Vendredi 16 mai

J’inaugure aujourd’hui une classe virtuelle optionnelle d’aide aux devoirs, à la méthodes et d’à peu près tout ce que vous voulez, de 15h à 16h. J’ai averti mes quatre classes.

Ils sont trois à être présents. Normal.

Trois élèves qui n’ont absolument pas besoin d’être là, de troisième Glee. Nous parlons de leurs divers problèmes d’organisation (quinze minutes), puis ils se mettent à papoter. Quatre ans de rétrospective de leur scolarité.

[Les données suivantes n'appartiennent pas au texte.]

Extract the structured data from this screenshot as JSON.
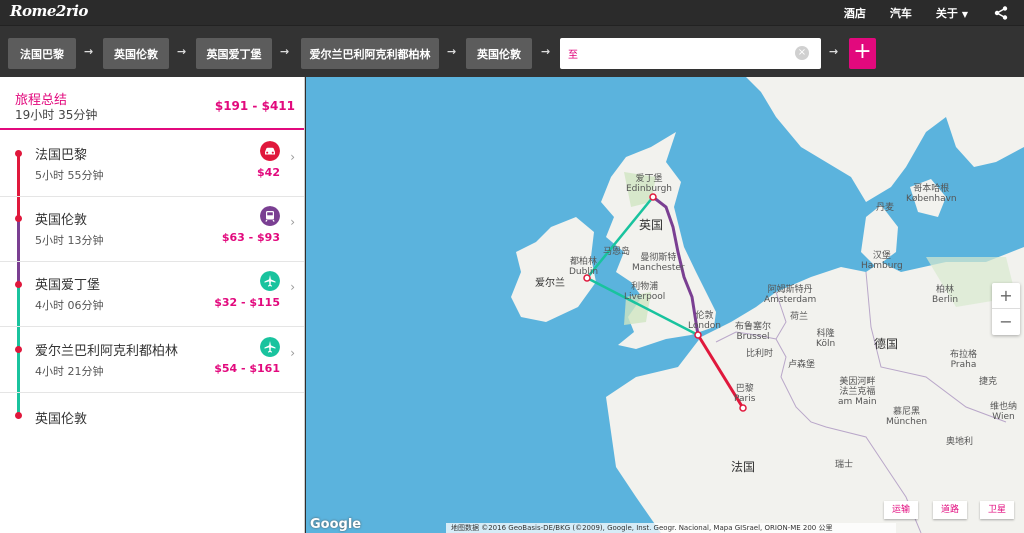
{
  "app": {
    "logo": "Rome2rio"
  },
  "topnav": {
    "hotels": "酒店",
    "cars": "汽车",
    "about": "关于"
  },
  "route": {
    "stops": [
      "法国巴黎",
      "英国伦敦",
      "英国爱丁堡",
      "爱尔兰巴利阿克利都柏林",
      "英国伦敦"
    ],
    "search_value": "至"
  },
  "summary": {
    "title": "旅程总结",
    "duration": "19小时 35分钟",
    "price": "$191 - $411"
  },
  "legs": [
    {
      "name": "法国巴黎",
      "duration": "5小时 55分钟",
      "price": "$42",
      "mode": "car-icon",
      "color": "#e0183c"
    },
    {
      "name": "英国伦敦",
      "duration": "5小时 13分钟",
      "price": "$63 - $93",
      "mode": "train-icon",
      "color": "#7a3f92"
    },
    {
      "name": "英国爱丁堡",
      "duration": "4小时 06分钟",
      "price": "$32 - $115",
      "mode": "plane-icon",
      "color": "#19c39e"
    },
    {
      "name": "爱尔兰巴利阿克利都柏林",
      "duration": "4小时 21分钟",
      "price": "$54 - $161",
      "mode": "plane-icon",
      "color": "#19c39e"
    }
  ],
  "final_stop": "英国伦敦",
  "map": {
    "labels": {
      "edinburgh_cn": "爱丁堡",
      "edinburgh": "Edinburgh",
      "uk": "英国",
      "isle_of_man": "马恩岛",
      "manchester_cn": "曼彻斯特",
      "manchester": "Manchester",
      "dublin_cn": "都柏林",
      "dublin": "Dublin",
      "liverpool_cn": "利物浦",
      "liverpool": "Liverpool",
      "ireland": "爱尔兰",
      "london_cn": "伦敦",
      "london": "London",
      "paris_cn": "巴黎",
      "paris": "Paris",
      "france": "法国",
      "germany": "德国",
      "copenhagen_cn": "哥本哈根",
      "copenhagen": "København",
      "denmark": "丹麦",
      "hamburg_cn": "汉堡",
      "hamburg": "Hamburg",
      "berlin_cn": "柏林",
      "berlin": "Berlin",
      "amsterdam_cn": "阿姆斯特丹",
      "amsterdam": "Amsterdam",
      "netherlands": "荷兰",
      "brussels_cn": "布鲁塞尔",
      "brussels": "Brussel",
      "belgium": "比利时",
      "cologne_cn": "科隆",
      "cologne": "Köln",
      "luxembourg": "卢森堡",
      "frankfurt_cn": "美因河畔",
      "frankfurt": "法兰克福",
      "frankfurt_de": "am Main",
      "munich_cn": "慕尼黑",
      "munich": "München",
      "prague_cn": "布拉格",
      "prague": "Praha",
      "czech": "捷克",
      "austria": "奥地利",
      "switzerland": "瑞士",
      "vienna_cn": "维也纳",
      "vienna": "Wien"
    },
    "zoom_in": "+",
    "zoom_out": "−",
    "types": [
      "运输",
      "道路",
      "卫星"
    ],
    "google": "Google",
    "attribution": "地图数据 ©2016 GeoBasis-DE/BKG (©2009), Google, Inst. Geogr. Nacional, Mapa GISrael, ORION-ME   200 公里"
  },
  "colors": {
    "accent": "#e2097d",
    "car": "#e0183c",
    "train": "#7a3f92",
    "plane": "#19c39e"
  }
}
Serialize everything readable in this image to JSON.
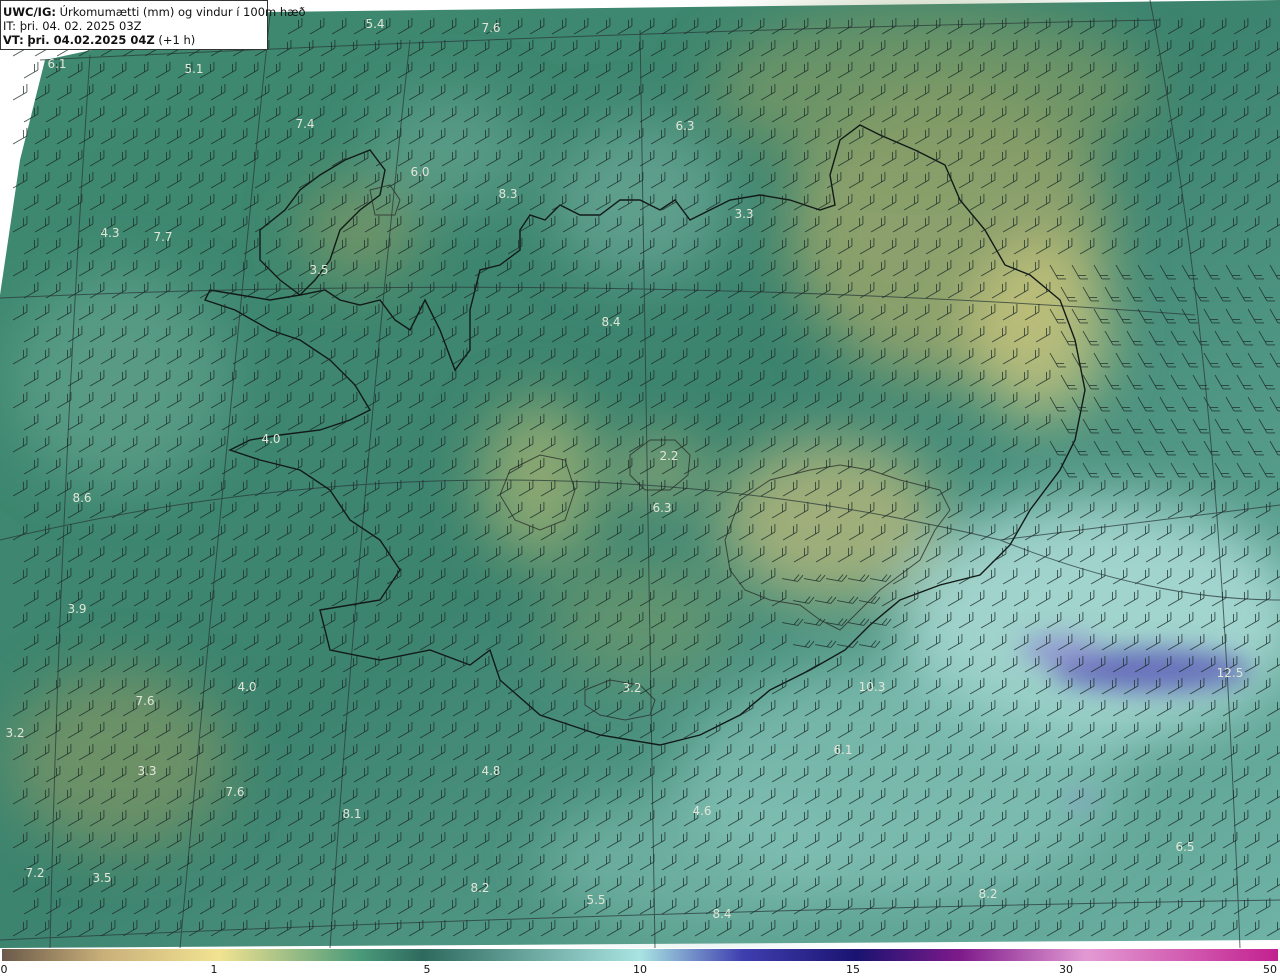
{
  "header": {
    "model": "UWC/IG:",
    "description": "Úrkomumætti (mm) og vindur í 100m hæð",
    "it_prefix": "IT:",
    "it_value": "þri. 04. 02. 2025 03Z",
    "vt_prefix": "VT:",
    "vt_value": "þri. 04.02.2025 04Z",
    "vt_offset": "(+1 h)"
  },
  "map_values": [
    {
      "text": "5.4"
    },
    {
      "text": "7.6"
    },
    {
      "text": "6.1"
    },
    {
      "text": "5.1"
    },
    {
      "text": "7.4"
    },
    {
      "text": "6.3"
    },
    {
      "text": "6.0"
    },
    {
      "text": "8.3"
    },
    {
      "text": "3.3"
    },
    {
      "text": "4.3"
    },
    {
      "text": "7.7"
    },
    {
      "text": "3.5"
    },
    {
      "text": "8.4"
    },
    {
      "text": "4.0"
    },
    {
      "text": "2.2"
    },
    {
      "text": "6.3"
    },
    {
      "text": "8.6"
    },
    {
      "text": "3.9"
    },
    {
      "text": "4.0"
    },
    {
      "text": "7.6"
    },
    {
      "text": "3.2"
    },
    {
      "text": "3.2"
    },
    {
      "text": "10.3"
    },
    {
      "text": "12.5"
    },
    {
      "text": "6.1"
    },
    {
      "text": "3.3"
    },
    {
      "text": "4.8"
    },
    {
      "text": "7.6"
    },
    {
      "text": "8.1"
    },
    {
      "text": "4.6"
    },
    {
      "text": "6.5"
    },
    {
      "text": "7.2"
    },
    {
      "text": "3.5"
    },
    {
      "text": "8.2"
    },
    {
      "text": "5.5"
    },
    {
      "text": "8.4"
    },
    {
      "text": "8.2"
    }
  ],
  "colorbar": {
    "ticks": [
      "0",
      "1",
      "5",
      "10",
      "15",
      "30",
      "50"
    ],
    "colors": [
      "#6b5a4a",
      "#c9b07a",
      "#f2e391",
      "#4a9a7a",
      "#2f6a5e",
      "#a9e4e2",
      "#3f3fb0",
      "#1a1370",
      "#7d1a8a",
      "#e39ad4",
      "#c2208f"
    ]
  }
}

“Regardez monsieur, comment on était insupportables, avec nos petits voix et nos petits cartables ! rigole Nial, en balançant des sauvegardes de snaps.”

On les voit, devant le canal qui court le long du collège. Une dizaine de petits loulous surexcités, portant sur leurs dos des sacs immenses. Rires, tout le temps.

“Arrête, proteste Alyssa. C’est normal qu’on ait été comme ça, on était petit, fallait qu’on change !
– En tout cas, j’aime bien ce qu’on a été, ajoute Sylla, le micro crachotant comme un poste clandestin de la Résistance. Je veux dire, le collège c’est dur. Mais ça faisait du bien d’arriver dans cette classe et de faire nos trucs.
– J’aurais bien voulu que ça se termine autrement, quand même, repart Alyssa. Alors quand ça me rends triste, je m’imagine au spectacle d’il y a deux ans. C’était tellement bien. J’aurais aimé qu’on reste dans ce monde toute notre vie.”

Quarante minutes. De pensées morcelées, qu’ils partagent, dans notre soleil en commun de fin d’après-midi.

Avant de commencer le cours, j’écoutais une vidéo : le vrai langage des oiseaux.

Je l’ai trouvé.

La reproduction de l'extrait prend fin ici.